O líder do governo na Câmara, deputado José Múcio Monteiro (PTB-PE), diz não temer as investigações, mas quer evitar uma repetição da CPI dos Bingos, que tratou de vários temas e pouco falou da jogatina irregular. “A oposição quer falar do controle de rotas aéreas, da atuação da Anac, das companhias de aviação ou do quê? Precisamos saber exatamente o que vai ser investigado antes de instalar uma comissão”, afirma.



Enquanto as causas do caos nos aeroportos não são postas na mesa, o presidente da Infraero tem uma idéia para diminuir os transtornos causados pelas próprias companhias aéreas. O brigadeiro aposta na mudança nos contratos de aluguel das áreas internas dos aeroportos. “As empresas deveriam pagar pelo uso dos guichês apenas nos horários em que têm necessidade, como ocorre em outros países”, diz Pereira. “No aeroporto Charles de Gaulle, em Paris, é comum ver uma funcionária retirar a placa de uma companhia e dar lugar ao representante de outra empresa, que reveza o uso da estrutura.”



Para colocar a idéia em prática, o brigadeiro diz contar com o apoio da Anac.
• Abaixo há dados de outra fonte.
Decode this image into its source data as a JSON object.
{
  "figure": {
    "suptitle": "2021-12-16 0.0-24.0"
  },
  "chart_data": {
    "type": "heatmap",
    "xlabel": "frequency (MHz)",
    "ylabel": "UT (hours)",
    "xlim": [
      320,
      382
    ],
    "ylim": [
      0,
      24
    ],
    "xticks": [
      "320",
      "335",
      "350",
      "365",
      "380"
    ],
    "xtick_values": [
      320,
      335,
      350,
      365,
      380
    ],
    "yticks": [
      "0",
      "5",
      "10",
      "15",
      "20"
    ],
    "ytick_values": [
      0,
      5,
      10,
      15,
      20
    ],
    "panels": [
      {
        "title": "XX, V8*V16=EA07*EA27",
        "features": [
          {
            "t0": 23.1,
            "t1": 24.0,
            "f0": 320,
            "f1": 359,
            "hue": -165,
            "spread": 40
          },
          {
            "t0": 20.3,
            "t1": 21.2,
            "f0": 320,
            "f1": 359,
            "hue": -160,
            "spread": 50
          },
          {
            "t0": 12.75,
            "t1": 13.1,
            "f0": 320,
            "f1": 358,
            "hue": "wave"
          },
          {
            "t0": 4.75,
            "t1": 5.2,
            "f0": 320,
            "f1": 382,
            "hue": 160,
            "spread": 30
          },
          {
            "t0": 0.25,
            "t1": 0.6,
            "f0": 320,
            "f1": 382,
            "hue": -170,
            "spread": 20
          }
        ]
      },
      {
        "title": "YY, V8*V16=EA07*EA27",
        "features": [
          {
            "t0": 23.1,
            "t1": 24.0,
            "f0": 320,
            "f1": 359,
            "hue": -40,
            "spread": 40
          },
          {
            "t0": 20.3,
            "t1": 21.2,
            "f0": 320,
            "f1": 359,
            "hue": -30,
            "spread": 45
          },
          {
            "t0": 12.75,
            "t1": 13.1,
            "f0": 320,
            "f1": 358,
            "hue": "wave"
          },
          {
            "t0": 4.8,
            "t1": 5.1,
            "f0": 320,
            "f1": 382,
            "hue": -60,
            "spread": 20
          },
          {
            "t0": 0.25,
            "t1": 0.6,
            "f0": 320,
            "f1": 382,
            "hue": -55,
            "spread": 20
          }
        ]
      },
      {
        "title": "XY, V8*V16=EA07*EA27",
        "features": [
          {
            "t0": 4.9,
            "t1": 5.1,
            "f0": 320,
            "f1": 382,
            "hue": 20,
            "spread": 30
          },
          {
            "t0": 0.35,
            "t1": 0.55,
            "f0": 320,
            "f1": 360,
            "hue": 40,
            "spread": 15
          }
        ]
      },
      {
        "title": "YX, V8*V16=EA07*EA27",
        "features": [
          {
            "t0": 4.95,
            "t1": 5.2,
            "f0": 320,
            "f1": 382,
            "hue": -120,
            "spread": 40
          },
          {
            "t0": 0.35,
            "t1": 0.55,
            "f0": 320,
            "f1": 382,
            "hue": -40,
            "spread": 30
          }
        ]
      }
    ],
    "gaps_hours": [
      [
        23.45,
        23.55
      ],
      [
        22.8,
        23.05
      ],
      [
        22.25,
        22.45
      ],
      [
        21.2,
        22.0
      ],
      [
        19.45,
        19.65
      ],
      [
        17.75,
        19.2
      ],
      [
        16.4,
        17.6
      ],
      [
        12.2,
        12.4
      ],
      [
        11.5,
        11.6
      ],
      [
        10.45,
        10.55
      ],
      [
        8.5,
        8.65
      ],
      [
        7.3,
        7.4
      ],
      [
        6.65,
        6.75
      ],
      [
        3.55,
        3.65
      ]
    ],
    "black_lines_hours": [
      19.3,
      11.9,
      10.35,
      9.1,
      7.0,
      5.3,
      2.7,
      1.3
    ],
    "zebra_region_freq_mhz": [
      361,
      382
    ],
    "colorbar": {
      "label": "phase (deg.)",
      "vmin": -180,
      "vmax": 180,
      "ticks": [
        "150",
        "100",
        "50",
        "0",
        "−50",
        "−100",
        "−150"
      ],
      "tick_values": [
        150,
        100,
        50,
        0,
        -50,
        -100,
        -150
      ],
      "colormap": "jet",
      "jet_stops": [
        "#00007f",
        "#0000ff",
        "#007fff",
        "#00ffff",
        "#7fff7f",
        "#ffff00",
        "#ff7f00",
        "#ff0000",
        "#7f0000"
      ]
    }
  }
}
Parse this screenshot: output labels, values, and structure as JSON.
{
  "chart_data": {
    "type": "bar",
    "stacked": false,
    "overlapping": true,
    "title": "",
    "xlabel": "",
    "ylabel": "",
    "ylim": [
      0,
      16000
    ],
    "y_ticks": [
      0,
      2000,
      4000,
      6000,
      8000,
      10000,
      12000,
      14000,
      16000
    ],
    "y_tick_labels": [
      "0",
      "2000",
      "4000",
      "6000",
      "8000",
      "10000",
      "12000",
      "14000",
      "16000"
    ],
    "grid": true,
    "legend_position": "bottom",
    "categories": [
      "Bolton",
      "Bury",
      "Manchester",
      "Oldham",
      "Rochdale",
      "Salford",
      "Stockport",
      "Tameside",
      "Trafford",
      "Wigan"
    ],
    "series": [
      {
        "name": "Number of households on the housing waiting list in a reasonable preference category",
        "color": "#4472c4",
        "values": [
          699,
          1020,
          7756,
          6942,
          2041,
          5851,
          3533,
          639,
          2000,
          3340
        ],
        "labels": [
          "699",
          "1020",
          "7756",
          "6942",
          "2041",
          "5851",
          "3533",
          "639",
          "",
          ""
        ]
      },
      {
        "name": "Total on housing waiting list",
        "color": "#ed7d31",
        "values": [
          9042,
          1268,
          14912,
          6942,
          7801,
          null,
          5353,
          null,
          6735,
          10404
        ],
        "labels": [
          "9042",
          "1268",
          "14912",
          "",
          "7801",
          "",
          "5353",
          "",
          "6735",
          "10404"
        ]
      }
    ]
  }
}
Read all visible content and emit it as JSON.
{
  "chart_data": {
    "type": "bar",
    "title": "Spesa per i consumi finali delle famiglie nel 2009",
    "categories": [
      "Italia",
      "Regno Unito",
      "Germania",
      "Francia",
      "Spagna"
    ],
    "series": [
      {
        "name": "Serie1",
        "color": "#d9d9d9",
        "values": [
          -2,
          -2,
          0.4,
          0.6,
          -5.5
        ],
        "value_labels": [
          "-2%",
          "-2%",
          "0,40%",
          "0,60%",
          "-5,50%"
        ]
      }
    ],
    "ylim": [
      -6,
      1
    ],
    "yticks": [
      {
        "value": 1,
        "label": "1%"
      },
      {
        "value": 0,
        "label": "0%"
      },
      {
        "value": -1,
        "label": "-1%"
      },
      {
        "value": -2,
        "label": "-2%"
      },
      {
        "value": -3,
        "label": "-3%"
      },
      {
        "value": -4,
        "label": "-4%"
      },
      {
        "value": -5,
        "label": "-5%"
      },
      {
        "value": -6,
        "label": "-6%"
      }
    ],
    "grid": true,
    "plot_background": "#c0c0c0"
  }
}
Mas terá de aguardar o vencimento dos atuais contratos e convencer as companhias a adquirir equipamentos móveis para a realização do check-in. A medida, segundo Pereira, deverá favorecer o crescimento de novas empresas, além de facilitar a eventual retomada de operações de quem ficou fora do mercado. “Precisamos evitar a todo custo que as instalações fiquem ociosas, porque o maior prejudicado é o passageiro”, diz o presidente da Infraero.